The developer has claimed that instances of high CPU usage are being caused by people setting their games to High detail. And as YouTuber SidAlpha noted, the patch notes pictured above claim that items drops are controlled solely by the time you leave the game running. How do you generate more cryptocurrency? You leave the damn program running. And the developer has also been caught distributing fake Team Fortress 2 items that sell for $100 or more on the Steam Community Market, presumably in a bid to entice users to leave the game running for longer and longer periods of time. The listing (now deleted after the fake award was publicized) used Valve’s item design and image assets in an attempt to make the item look more valuable than it was.
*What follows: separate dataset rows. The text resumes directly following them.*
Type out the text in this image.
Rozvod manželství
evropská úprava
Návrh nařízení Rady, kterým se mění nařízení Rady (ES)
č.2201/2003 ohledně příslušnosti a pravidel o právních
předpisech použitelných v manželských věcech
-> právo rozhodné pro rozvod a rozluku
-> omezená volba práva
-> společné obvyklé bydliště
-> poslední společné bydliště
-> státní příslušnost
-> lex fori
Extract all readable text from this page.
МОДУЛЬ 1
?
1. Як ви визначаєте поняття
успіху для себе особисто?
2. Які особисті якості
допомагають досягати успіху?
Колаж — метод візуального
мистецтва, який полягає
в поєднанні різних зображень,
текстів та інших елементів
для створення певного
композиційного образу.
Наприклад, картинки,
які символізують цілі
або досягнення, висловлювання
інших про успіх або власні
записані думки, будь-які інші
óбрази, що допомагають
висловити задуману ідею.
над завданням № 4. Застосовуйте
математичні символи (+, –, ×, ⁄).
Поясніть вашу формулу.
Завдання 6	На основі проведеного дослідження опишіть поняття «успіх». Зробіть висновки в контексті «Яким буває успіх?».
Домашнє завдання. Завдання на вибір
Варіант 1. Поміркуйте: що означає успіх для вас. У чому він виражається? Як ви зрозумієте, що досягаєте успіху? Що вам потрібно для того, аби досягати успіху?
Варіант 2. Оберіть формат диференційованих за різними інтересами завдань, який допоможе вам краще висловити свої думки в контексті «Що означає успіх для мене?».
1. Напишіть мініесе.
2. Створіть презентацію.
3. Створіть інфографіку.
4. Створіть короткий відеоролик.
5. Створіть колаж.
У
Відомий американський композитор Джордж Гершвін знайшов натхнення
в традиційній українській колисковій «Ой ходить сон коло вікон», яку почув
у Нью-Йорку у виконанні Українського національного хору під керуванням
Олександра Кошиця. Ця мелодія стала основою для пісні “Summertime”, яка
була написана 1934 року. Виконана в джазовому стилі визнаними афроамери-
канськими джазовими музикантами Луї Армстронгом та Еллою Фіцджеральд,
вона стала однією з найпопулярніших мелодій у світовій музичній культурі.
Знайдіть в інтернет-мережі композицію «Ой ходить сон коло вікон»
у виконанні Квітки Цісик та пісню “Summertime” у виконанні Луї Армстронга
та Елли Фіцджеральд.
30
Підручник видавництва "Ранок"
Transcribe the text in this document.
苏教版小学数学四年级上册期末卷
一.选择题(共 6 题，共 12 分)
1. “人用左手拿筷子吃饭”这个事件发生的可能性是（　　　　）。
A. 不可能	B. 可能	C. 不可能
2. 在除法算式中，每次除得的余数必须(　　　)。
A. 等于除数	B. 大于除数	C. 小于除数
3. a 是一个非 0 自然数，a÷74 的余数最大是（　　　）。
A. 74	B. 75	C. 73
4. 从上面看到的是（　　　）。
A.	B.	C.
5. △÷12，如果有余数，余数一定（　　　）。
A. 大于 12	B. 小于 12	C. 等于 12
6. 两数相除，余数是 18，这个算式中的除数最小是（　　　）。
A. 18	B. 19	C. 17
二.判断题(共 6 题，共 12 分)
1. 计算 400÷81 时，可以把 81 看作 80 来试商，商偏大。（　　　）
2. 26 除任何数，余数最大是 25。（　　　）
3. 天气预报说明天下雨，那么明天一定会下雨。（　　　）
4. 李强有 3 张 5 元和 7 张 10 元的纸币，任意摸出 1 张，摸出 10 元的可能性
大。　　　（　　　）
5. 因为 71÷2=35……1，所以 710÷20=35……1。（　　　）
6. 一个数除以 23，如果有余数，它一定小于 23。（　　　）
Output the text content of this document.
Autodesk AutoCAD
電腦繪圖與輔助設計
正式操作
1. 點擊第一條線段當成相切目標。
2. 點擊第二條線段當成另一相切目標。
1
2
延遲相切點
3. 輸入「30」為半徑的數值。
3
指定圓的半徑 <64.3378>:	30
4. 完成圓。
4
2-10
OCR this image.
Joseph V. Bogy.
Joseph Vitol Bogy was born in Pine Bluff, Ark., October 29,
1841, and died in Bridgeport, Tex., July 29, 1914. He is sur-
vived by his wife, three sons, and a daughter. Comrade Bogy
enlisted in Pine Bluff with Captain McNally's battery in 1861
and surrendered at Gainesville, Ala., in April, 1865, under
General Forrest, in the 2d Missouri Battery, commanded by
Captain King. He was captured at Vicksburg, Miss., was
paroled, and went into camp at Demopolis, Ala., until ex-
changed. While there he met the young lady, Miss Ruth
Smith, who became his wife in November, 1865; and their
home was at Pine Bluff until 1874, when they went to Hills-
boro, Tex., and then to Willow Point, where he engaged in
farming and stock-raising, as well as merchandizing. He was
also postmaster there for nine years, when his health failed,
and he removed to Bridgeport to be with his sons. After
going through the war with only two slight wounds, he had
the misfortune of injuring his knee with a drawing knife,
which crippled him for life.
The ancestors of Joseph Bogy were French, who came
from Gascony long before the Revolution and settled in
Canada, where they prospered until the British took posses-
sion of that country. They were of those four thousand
This reeks. It reeks like somebody put week-old tuna-haggis casserole in the office microwave, with a few dog turds tossed in for good measure. This is precisely the kind of behavior I was worried about when I slammed Steam for taking a hands-off approach to even technical questions of game curation earlier this summer. This is not a game. It has every indication of being an unrepentant cash grab designed to fake people into thinking they’ve gotten rare rewards they haven’t received with the goal of lining an unscrupulous developer’s pockets.
It’s precisely the kind of shameless thievery you’d expect a company with billions of dollars in annual sales to be capable of catching. Instead, more than a week after this story started building, Abstractism remains for sale on Steam. The company will presumably do something about it if consumers get angry enough. Whether that’ll extend to actually cracking down on this kind of behavior is anyone’s guess.